Forgot My Camera, This Morning...
but, in between dodging Bigfoot and all of the UFO Aliens (they always show up when I have no camera, dang it!), I got a really good mountain bike ride in.
I took the 69er up to Apex, to get a little technical climbing and descending in before the snow hits, next week. I had flipped the stem, before leaving the house, because I felt like the front end was a little light on the climbs, last week. Of course, now I risk the wrath of Bike Snob NYC, since he has a pet peeve about flipped stems in combination with riser bars.
In a related note, Bike Snob NYC can kiss my butt.
As you can see, even upside down the rise on this stem isn't enough to cancel out the head tube angle. The stem ends up at almost a zero degree rise. Whatever the degree of rise, it was a big improvement for climbing, and didn't seem to have any negative affect on descending.
I climbed to the upper entrance to the Enchanted Forest Loop, where I stopped and put on my wind vest for the descent. The trail was in perfect shape; moist and loamy without being muddy. The traction was phenomenal, allowing me to climb even the root-infested uphills that usually have me spinning out and then walking.
I took the rough line through a lot of the rocky/rooty drop-offs (the so-called "suspension line"), just to see how the rigid fork would handle it. No problem (more on that, later).
Once back on the main trail, I descended to the upper end of the Sluicebox trail, and then started the climb up that trail. The climb has a lot of very tight switchbacks and ledgy little bumps. The bigger wheel and slacker head tube angle didn't seem to be any drawback on the way up.

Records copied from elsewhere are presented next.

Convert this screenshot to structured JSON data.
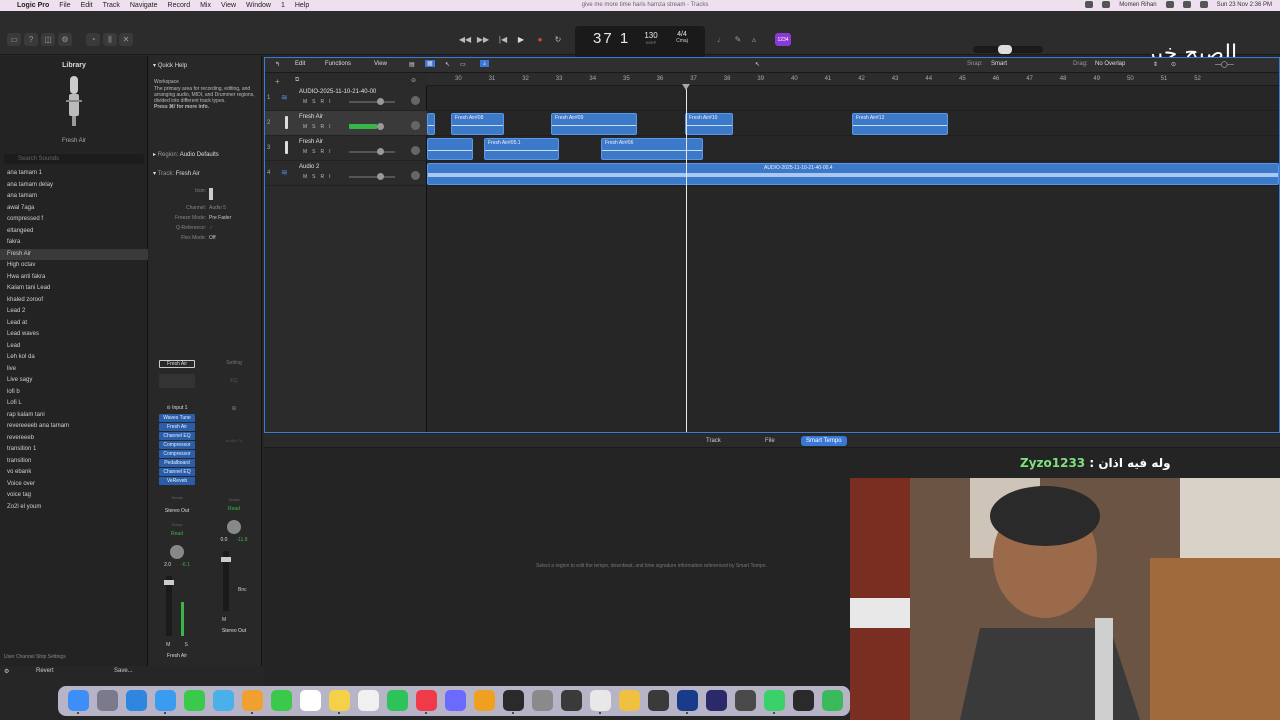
{
  "menubar": {
    "app": "Logic Pro",
    "items": [
      "File",
      "Edit",
      "Track",
      "Navigate",
      "Record",
      "Mix",
      "View",
      "Window",
      "1",
      "Help"
    ],
    "window_title": "give me more time haris hamza stream - Tracks",
    "user": "Momen Rihan",
    "datetime": "Sun 23 Nov 2:36 PM"
  },
  "transport": {
    "position_bar": "37",
    "position_beat": "1",
    "tempo": "130",
    "tempo_sub": "KEEP",
    "time_signature": "4/4",
    "key": "Cmaj",
    "count_in": "1234"
  },
  "overlay_arabic_title": "الصبح خير",
  "library": {
    "title": "Library",
    "preset_name": "Fresh Air",
    "search_placeholder": "Search Sounds",
    "items": [
      "ana tamam 1",
      "ana tamam delay",
      "ana tamam",
      "awal 7aga",
      "compressed f",
      "eltangeed",
      "fakra",
      "Fresh Air",
      "High octav",
      "Hwa anti fakra",
      "Kalam tani Lead",
      "khaled zoroof",
      "Lead 2",
      "Lead at",
      "Lead waves",
      "Lead",
      "Leh kol da",
      "live",
      "Live sagy",
      "lofi b",
      "Lofi L",
      "rap kalam tani",
      "revereeeeb ana tamam",
      "revereeeb",
      "transition 1",
      "transition",
      "vo ebank",
      "Voice over",
      "voice tag",
      "Zo2l el youm"
    ],
    "selected_index": 7,
    "footer": "User Channel Strip Settings",
    "revert": "Revert",
    "save": "Save..."
  },
  "inspector": {
    "quick_help_title": "Quick Help",
    "quick_help_heading": "Workspace",
    "quick_help_text": "The primary area for recording, editing, and arranging audio, MIDI, and Drummer regions, divided into different track types.",
    "quick_help_more": "Press ⌘/ for more info.",
    "region_label": "Region:",
    "region_value": "Audio Defaults",
    "track_label": "Track:",
    "track_value": "Fresh Air",
    "rows": [
      {
        "k": "Icon:",
        "v": ""
      },
      {
        "k": "Channel:",
        "v": "Audio 5"
      },
      {
        "k": "Freeze Mode:",
        "v": "Pre Fader"
      },
      {
        "k": "Q-Reference:",
        "v": "✓"
      },
      {
        "k": "Flex Mode:",
        "v": "Off"
      }
    ],
    "strip1": {
      "setting": "Fresh Air",
      "input": "Input 1",
      "plugins": [
        "Waves Tune",
        "Fresh Air",
        "Channel EQ",
        "Compressor",
        "Compressor",
        "Pedalboard",
        "Channel EQ",
        "VeReveb"
      ],
      "sends": "Sends",
      "output": "Stereo Out",
      "group": "Group",
      "automation": "Read",
      "vol_a": "2.0",
      "vol_b": "-6.1",
      "name": "Fresh Air"
    },
    "strip2": {
      "setting": "Setting",
      "eq": "EQ",
      "audio_fx": "Audio FX",
      "group": "Group",
      "automation": "Read",
      "vol_a": "0.0",
      "vol_b": "-11.8",
      "bnc": "Bnc",
      "name": "Stereo Out"
    }
  },
  "tracks_toolbar": {
    "edit": "Edit",
    "functions": "Functions",
    "view": "View",
    "snap_label": "Snap:",
    "snap_value": "Smart",
    "drag_label": "Drag:",
    "drag_value": "No Overlap"
  },
  "ruler": [
    "30",
    "31",
    "32",
    "33",
    "34",
    "35",
    "36",
    "37",
    "38",
    "39",
    "40",
    "41",
    "42",
    "43",
    "44",
    "45",
    "46",
    "47",
    "48",
    "49",
    "50",
    "51",
    "52"
  ],
  "tracks": [
    {
      "num": "1",
      "name": "AUDIO-2025-11-10-21-40-00",
      "msri": "MSRI"
    },
    {
      "num": "2",
      "name": "Fresh Air",
      "msri": "MSRI"
    },
    {
      "num": "3",
      "name": "Fresh Air",
      "msri": "MSRI"
    },
    {
      "num": "4",
      "name": "Audio 2",
      "msri": "MSRI"
    }
  ],
  "regions": {
    "r2a": "Fresh Air#08",
    "r2b": "Fresh Air#09",
    "r2c": "Fresh Air#10",
    "r2d": "Fresh Air#12",
    "r3a": "Fresh Air#05.1",
    "r3b": "Fresh Air#06",
    "r4": "AUDIO-2025-11-10-21-40-00.4"
  },
  "bottom_tabs": [
    "Track",
    "File",
    "Smart Tempo"
  ],
  "bottom_active": 2,
  "editor_message": "Select a region to edit the tempo, downbeat, and time signature information referenced by Smart Tempo.",
  "chat": {
    "user": "Zyzo1233",
    "sep": " : ",
    "message": "وله فيه اذان"
  },
  "colors": {
    "region": "#3d79c9",
    "selection": "#3a78d6",
    "record": "#e0413a"
  }
}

On the way down from the top of the hill, the trail is very rocky, rough and technical for a good portion of the way. I know that the rigid fork didn't slow me down on this section, either, because my total ride time for the whole shebang was just over one hour and ten minutes (with an additional ten minutes spent waiting for hikers to pass, and stopping to talk to other mountain bikers along the way). This is about the same time I logged on the pink bike with a 4-inch travel fork on it, generally, last year. I'm certainly not climbing any faster, so I don't figure I lost any time on the downhills.
The big wheel, with the tire inflated to around 35 psi, feels very similar to the first suspension fork I ever owned, the Manitou 2. Those familiar with the 1993 variety of suspension will remember that the Mani2 had a whopping 2.75 inches of suspension travel, out of the box. That was reduced to about 1.75inches once you dialed in some preload (or about 3/4" on cold days when the Mike n Ikes that Answer installed in place of steel springs would stiffen up from the temperature).
Combine that with the soft tail frame, and there is plenty of give for a rider as slow as I am (imagine molasses at the South Pole, a snail on Qualudes, etc.).
I think I have found the ultimate expression of a Front Range trail bike for my style of riding and (lack of ) speed. I'm really eying the STP frame, now, thinking about whether it needs a suspension fork or a big wheel (or both). I'm kinda thinking a titanium rigid 29er fork might be in my future.